After five years apart and numerous side-projects, New York hip hop quartet Anti-Pop Consortium is sounding fresher than ever
In the words of LL Cool J: Don’t call it a comeback. Anti-Pop Consortium have been here for years. The three MCs — High Priest, M. Sayyid and Beans — and producer Earl Blaize joined together more than a decade ago, but creative differences forced them apart in 2002, resulting in a five-year split. Despite the gap, the group’s influential sound and style of delivery continues to sound fresh.
On the phone from a recent stop in Baltimore while on tour to promote APC’s new album, Fluorescent Black, M. Sayyid says the avant-garde hip hop quartet was motivated to reunite by a need to move forward and find strength in their connections. Each member used their time away to work on solo projects and collaborate with other artists, with Beans finding the most success with his two Warp Records releases, Tomorrow Right Now and Shock City Maverick. During this time, High Priest and M. Sayyid worked together under the name Airborn Audio and they all plan to maintain their personal projects, despite their reunion as APC. Throughout the break-up phase of personal development and individual experimentation, “the fire was always there” for the four members of APC, M. Sayyid says. “So we just continued to turn it up.”

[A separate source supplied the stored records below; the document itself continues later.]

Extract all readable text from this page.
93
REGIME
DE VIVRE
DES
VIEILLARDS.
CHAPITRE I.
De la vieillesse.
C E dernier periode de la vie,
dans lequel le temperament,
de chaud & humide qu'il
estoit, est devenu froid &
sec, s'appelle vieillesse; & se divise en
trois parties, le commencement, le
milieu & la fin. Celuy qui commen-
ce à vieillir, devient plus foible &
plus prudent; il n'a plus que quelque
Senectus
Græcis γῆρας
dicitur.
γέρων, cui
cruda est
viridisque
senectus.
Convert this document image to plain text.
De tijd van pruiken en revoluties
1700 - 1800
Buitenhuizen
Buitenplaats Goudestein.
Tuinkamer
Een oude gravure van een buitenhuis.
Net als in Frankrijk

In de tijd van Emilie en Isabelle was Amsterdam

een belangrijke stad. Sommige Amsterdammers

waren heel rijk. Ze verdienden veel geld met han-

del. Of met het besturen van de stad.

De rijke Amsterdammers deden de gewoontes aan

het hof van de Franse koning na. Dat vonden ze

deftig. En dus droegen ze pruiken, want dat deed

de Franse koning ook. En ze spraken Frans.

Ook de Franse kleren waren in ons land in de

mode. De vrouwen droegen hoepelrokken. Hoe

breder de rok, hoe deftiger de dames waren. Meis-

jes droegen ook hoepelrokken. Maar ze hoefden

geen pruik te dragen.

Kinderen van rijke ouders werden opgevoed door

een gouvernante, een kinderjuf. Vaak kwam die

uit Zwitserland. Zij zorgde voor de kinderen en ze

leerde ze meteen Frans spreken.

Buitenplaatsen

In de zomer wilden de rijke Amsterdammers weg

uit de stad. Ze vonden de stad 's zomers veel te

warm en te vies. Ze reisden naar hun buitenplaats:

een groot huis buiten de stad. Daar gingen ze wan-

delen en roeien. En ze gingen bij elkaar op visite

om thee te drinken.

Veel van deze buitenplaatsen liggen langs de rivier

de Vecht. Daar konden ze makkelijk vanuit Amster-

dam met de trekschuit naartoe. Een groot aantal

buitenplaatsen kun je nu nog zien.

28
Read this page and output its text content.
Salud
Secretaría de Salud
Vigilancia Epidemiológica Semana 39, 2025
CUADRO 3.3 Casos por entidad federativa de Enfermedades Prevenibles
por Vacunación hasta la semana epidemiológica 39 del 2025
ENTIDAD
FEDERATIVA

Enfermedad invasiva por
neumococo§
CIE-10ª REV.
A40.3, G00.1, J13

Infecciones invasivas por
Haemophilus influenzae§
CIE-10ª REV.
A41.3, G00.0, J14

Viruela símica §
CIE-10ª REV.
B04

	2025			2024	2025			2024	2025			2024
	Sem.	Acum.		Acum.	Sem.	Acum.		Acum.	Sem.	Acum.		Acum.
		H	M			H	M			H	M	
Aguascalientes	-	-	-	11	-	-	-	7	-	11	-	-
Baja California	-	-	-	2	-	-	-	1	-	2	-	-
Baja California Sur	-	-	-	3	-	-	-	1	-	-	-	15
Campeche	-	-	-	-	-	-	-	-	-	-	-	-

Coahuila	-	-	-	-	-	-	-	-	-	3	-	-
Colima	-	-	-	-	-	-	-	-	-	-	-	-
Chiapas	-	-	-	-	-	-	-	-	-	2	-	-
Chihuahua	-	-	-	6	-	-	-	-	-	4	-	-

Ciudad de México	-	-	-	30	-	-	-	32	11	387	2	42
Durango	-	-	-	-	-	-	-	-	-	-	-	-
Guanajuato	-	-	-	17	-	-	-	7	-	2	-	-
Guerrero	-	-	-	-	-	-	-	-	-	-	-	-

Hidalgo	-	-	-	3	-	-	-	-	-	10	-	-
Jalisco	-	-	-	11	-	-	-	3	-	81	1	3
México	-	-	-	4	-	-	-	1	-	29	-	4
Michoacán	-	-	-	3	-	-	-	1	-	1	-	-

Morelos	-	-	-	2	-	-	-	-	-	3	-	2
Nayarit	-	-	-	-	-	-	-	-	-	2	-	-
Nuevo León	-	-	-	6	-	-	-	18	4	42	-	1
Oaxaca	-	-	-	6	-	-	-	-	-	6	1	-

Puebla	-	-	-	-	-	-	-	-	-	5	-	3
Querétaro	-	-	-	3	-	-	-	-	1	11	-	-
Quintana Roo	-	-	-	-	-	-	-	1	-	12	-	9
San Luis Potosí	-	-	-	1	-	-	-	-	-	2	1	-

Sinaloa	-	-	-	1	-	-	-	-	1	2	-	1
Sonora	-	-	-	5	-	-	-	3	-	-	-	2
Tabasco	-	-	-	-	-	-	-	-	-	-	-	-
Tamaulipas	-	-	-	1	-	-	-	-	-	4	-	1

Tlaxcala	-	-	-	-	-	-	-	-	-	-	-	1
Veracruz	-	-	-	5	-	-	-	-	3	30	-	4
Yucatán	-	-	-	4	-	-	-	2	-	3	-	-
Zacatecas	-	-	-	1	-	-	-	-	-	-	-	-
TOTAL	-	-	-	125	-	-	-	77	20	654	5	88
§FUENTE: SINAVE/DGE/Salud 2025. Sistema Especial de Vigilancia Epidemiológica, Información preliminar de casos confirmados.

Anti-Pop Consortium has been lighting up speakers with a style all its own since it emerged from New York’s underground hip hop scene in the early ’90s. A string of underground releases, including the group’s first full-length, Tragic Epilogue, brought APC a small measure of critical success and caught the ear of England’s Warp Records. Arrhythmia, the group’s second full-length, solidified its status as experimental legends in the world of hip hop, thriving on irregular beats. The glitch and raw rhythms of Arrhythmia inspired many followers, but with Fluorescent Black — the first of a two-record deal with Big Dada — it’s clear APC are still in search of boundaries to push and are still inventing. There are moments atypical of previous APC efforts, like the playful “Born Electric,” which starts with M. Sayyid crooning over a glassy piano overture. “End Game” and “Volcano” are two tracks that will likely resonate with fans of APC’s previous work, with their hard-hitting beats and rapid-fire delivery. There are enough bright spots throughout the 55-minute album to suggest APC has definitely found some new directions and will continue to find more.
Onstage, it’s the same. “The identity of APC is growing in a really ill way,” M. Sayyid says, alluding to the way each member onstage gets involved during the instrumental interludes — Beans gets on the synth while the other three tap MPC drum samplers — that pop up almost organically throughout each live show. “We’re going somewhere that’s not asking the crowd,” he continues. “We’re going somewhere within ourselves, internally but collectively as a clique.”
A disappointingly small crowd showed up to see Anti-Pop at its recent show in Toronto, but despite playing to a less-than-packed house, the interplay and energy between the four members onstage was electric, the four of them loving every minute of rocking the crowd once again. M. Sayyid says APC is never worried about the size of the audience. “The great thing is that we’re playing to ourselves — the audience is witnessing this experience,” he says. “It never feels empty. Even when it’s light, it doesn’t feel empty.”